China’s stock index climbs out of 4-month low after June’s factory data beat forecasts

  • The CSI 300 Index, which tracks the biggest companies listed in Shanghai and Shenzhen, gained 0.5 per cent on Monday, adding to the 0.2 per cent gain on Friday
Chinese stocks climbed from a four-month low after privately compiled data showed that factory activity in June had beaten expectations and expanded to a three-year high.

The CSI 300 Index, which tracks the biggest companies listed in Shanghai and Shenzhen, gained 0.5 per cent on Monday, adding to the 0.2 per cent gain on Friday. Hong Kong’s financial markets were closed for a holiday.

Other key Asian markets were mixed. Japan’s Nikkei 225 added 0.1 per cent, and South Korea’s Kospi added 0.2 per cent, while Australia’s S&P/ASX 200 dropped 0.2 per cent.

A private report released on Monday pointed to a better-than-expected expansion in China’s factory activity. The Caixin/S&P Global manufacturing purchasing managers’ index (PMI) rose to 51.8 in June from 51.7 in the previous month, marking the fastest clip since May 2021 and surpassing analysts’ forecasts of 51.2.
The upbeat data helped alleviate concerns following the official PMI data, which stood at 49.5 in June and was unchanged from May, according to data released by the National Bureau of Statistics (NBS) on Sunday. A reading above 50 indicates expansion of activity, while a reading below suggests contraction.

Shares of property developers advanced in mainland China, amid optimism that an upbeat economic climate would encourage buyers to return to the real estate market.

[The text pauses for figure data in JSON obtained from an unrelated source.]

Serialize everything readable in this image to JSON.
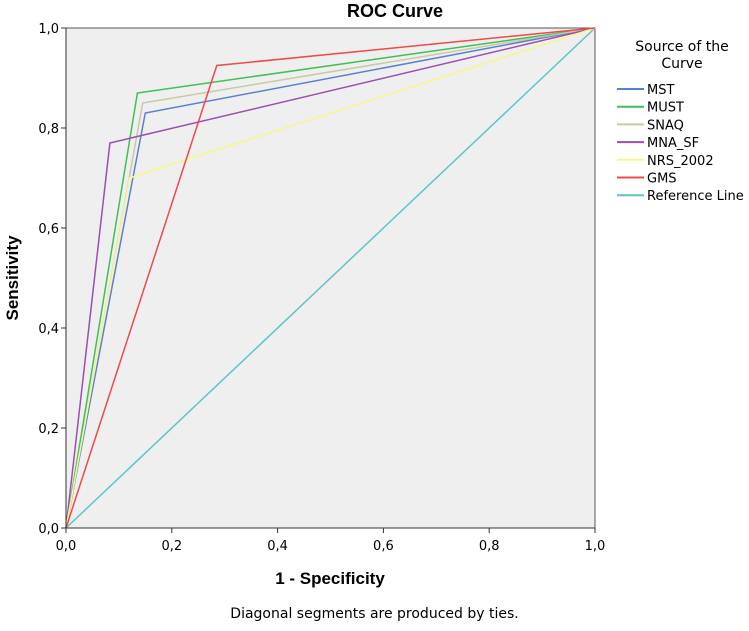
{
  "chart_data": {
    "type": "line",
    "title": "ROC Curve",
    "xlabel": "1 - Specificity",
    "ylabel": "Sensitivity",
    "xlim": [
      0,
      1
    ],
    "ylim": [
      0,
      1
    ],
    "x_ticks": [
      "0,0",
      "0,2",
      "0,4",
      "0,6",
      "0,8",
      "1,0"
    ],
    "y_ticks": [
      "0,0",
      "0,2",
      "0,4",
      "0,6",
      "0,8",
      "1,0"
    ],
    "legend_title": "Source of the Curve",
    "legend_position": "right",
    "series": [
      {
        "name": "MST",
        "color": "#5b7fd6",
        "points": [
          [
            0,
            0
          ],
          [
            0.15,
            0.83
          ],
          [
            1,
            1
          ]
        ]
      },
      {
        "name": "MUST",
        "color": "#3fbf55",
        "points": [
          [
            0,
            0
          ],
          [
            0.135,
            0.87
          ],
          [
            1,
            1
          ]
        ]
      },
      {
        "name": "SNAQ",
        "color": "#c9c9a3",
        "points": [
          [
            0,
            0
          ],
          [
            0.145,
            0.85
          ],
          [
            1,
            1
          ]
        ]
      },
      {
        "name": "MNA_SF",
        "color": "#9b4fb0",
        "points": [
          [
            0,
            0
          ],
          [
            0.083,
            0.77
          ],
          [
            1,
            1
          ]
        ]
      },
      {
        "name": "NRS_2002",
        "color": "#f7f78a",
        "points": [
          [
            0,
            0
          ],
          [
            0.12,
            0.7
          ],
          [
            1,
            1
          ]
        ]
      },
      {
        "name": "GMS",
        "color": "#ee4a4a",
        "points": [
          [
            0,
            0
          ],
          [
            0.285,
            0.925
          ],
          [
            1,
            1
          ]
        ]
      },
      {
        "name": "Reference Line",
        "color": "#5cc6c6",
        "points": [
          [
            0,
            0
          ],
          [
            1,
            1
          ]
        ]
      }
    ]
  },
  "footnote": "Diagonal segments are produced by ties."
}
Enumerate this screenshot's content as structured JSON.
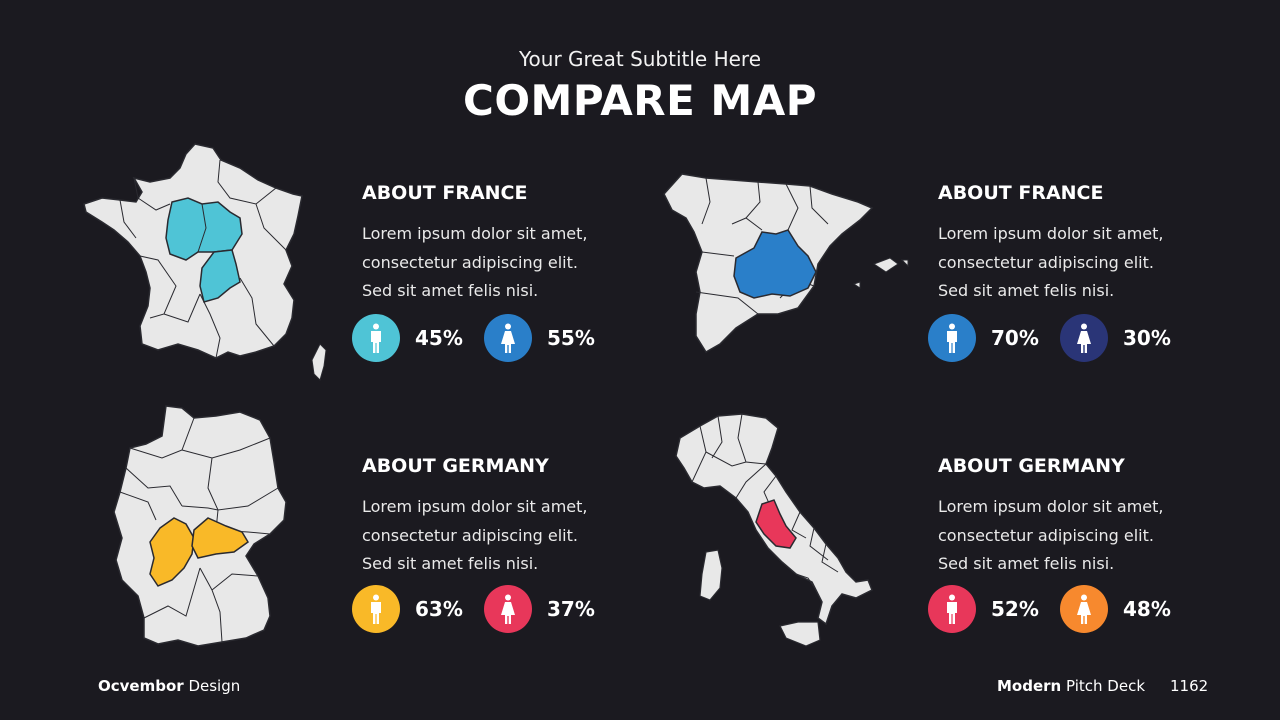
{
  "header": {
    "subtitle": "Your Great Subtitle Here",
    "title": "COMPARE MAP"
  },
  "colors": {
    "background": "#1b1a20",
    "map_fill": "#e8e8e8",
    "cyan": "#4fc4d6",
    "blue": "#2a7fc9",
    "navy": "#2a3577",
    "yellow": "#f9b928",
    "red": "#e8375a",
    "orange": "#f7892e"
  },
  "panels": [
    {
      "map": "France",
      "heading": "ABOUT FRANCE",
      "body": [
        "Lorem ipsum dolor sit amet,",
        "consectetur adipiscing elit.",
        "Sed sit amet felis nisi."
      ],
      "male": {
        "icon": "male-person-icon",
        "color": "#4fc4d6",
        "percent": "45%"
      },
      "female": {
        "icon": "female-person-icon",
        "color": "#2a7fc9",
        "percent": "55%"
      }
    },
    {
      "map": "Spain",
      "heading": "ABOUT FRANCE",
      "body": [
        "Lorem ipsum dolor sit amet,",
        "consectetur adipiscing elit.",
        "Sed sit amet felis nisi."
      ],
      "male": {
        "icon": "male-person-icon",
        "color": "#2a7fc9",
        "percent": "70%"
      },
      "female": {
        "icon": "female-person-icon",
        "color": "#2a3577",
        "percent": "30%"
      }
    },
    {
      "map": "Germany",
      "heading": "ABOUT GERMANY",
      "body": [
        "Lorem ipsum dolor sit amet,",
        "consectetur adipiscing elit.",
        "Sed sit amet felis nisi."
      ],
      "male": {
        "icon": "male-person-icon",
        "color": "#f9b928",
        "percent": "63%"
      },
      "female": {
        "icon": "female-person-icon",
        "color": "#e8375a",
        "percent": "37%"
      }
    },
    {
      "map": "Italy",
      "heading": "ABOUT GERMANY",
      "body": [
        "Lorem ipsum dolor sit amet,",
        "consectetur adipiscing elit.",
        "Sed sit amet felis nisi."
      ],
      "male": {
        "icon": "male-person-icon",
        "color": "#e8375a",
        "percent": "52%"
      },
      "female": {
        "icon": "female-person-icon",
        "color": "#f7892e",
        "percent": "48%"
      }
    }
  ],
  "footer": {
    "brand_bold": "Ocvembor",
    "brand_rest": "Design",
    "deck_bold": "Modern",
    "deck_rest": "Pitch Deck",
    "page_number": "1162"
  }
}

Poly Developments jumped 6.2 per cent to 9.31 yuan and China Vanke rallied 5.2 per cent to 7.29 yuan, leading gains among developers. The chip designer Cambricon Technologies rallied 3.1 per cent to 204.84 yuan, Zijin Mining climbed 2.7 per cent to 18.04 yuan, while electronics product producer Foxconn Industrial Internet jumped 2.2 per cent to 28 yuan.

China’s central bank has further stepped up the rhetoric against the government bond rally, which drove yields down to a two-decade low. The People’s Bank of China said it has decided to borrow bonds to maintain the steady operation of the bond market on Monday, signalling a potential sell-down of the securities to cool off the rally.

The renewed market intervention efforts from “the national team” as indicated by a surge in net assets of the nation’s biggest exchange-traded funds has also buoyed sentiment.

A total of 51.1 billion yuan (US$7 billion) has entered the market through CSI 300 ETF in the week ended on June 28 after the Shanghai Composite Index slipped below the 3,000 psychological level, state-run Securities Times reported on Monday.

In total, A-share exchange traded funds (ETFs) have received a net inflow of over 400 billion yuan since the beginning of this year, nearing the net inflow scale for the entire year of 2023, it added.

Offsetting Monday’s gains, China’s biggest distiller giant Kweichow Moutai dropped 1.8 per cent to 1,440.38 yuan, the lowest level since October 2022. Battery giant Contemporary Amperex Technology Limited slipped 2.2 per cent to 176.07 yuan while EV maker BYD weakened 1.4 per cent to 246.80 yuan.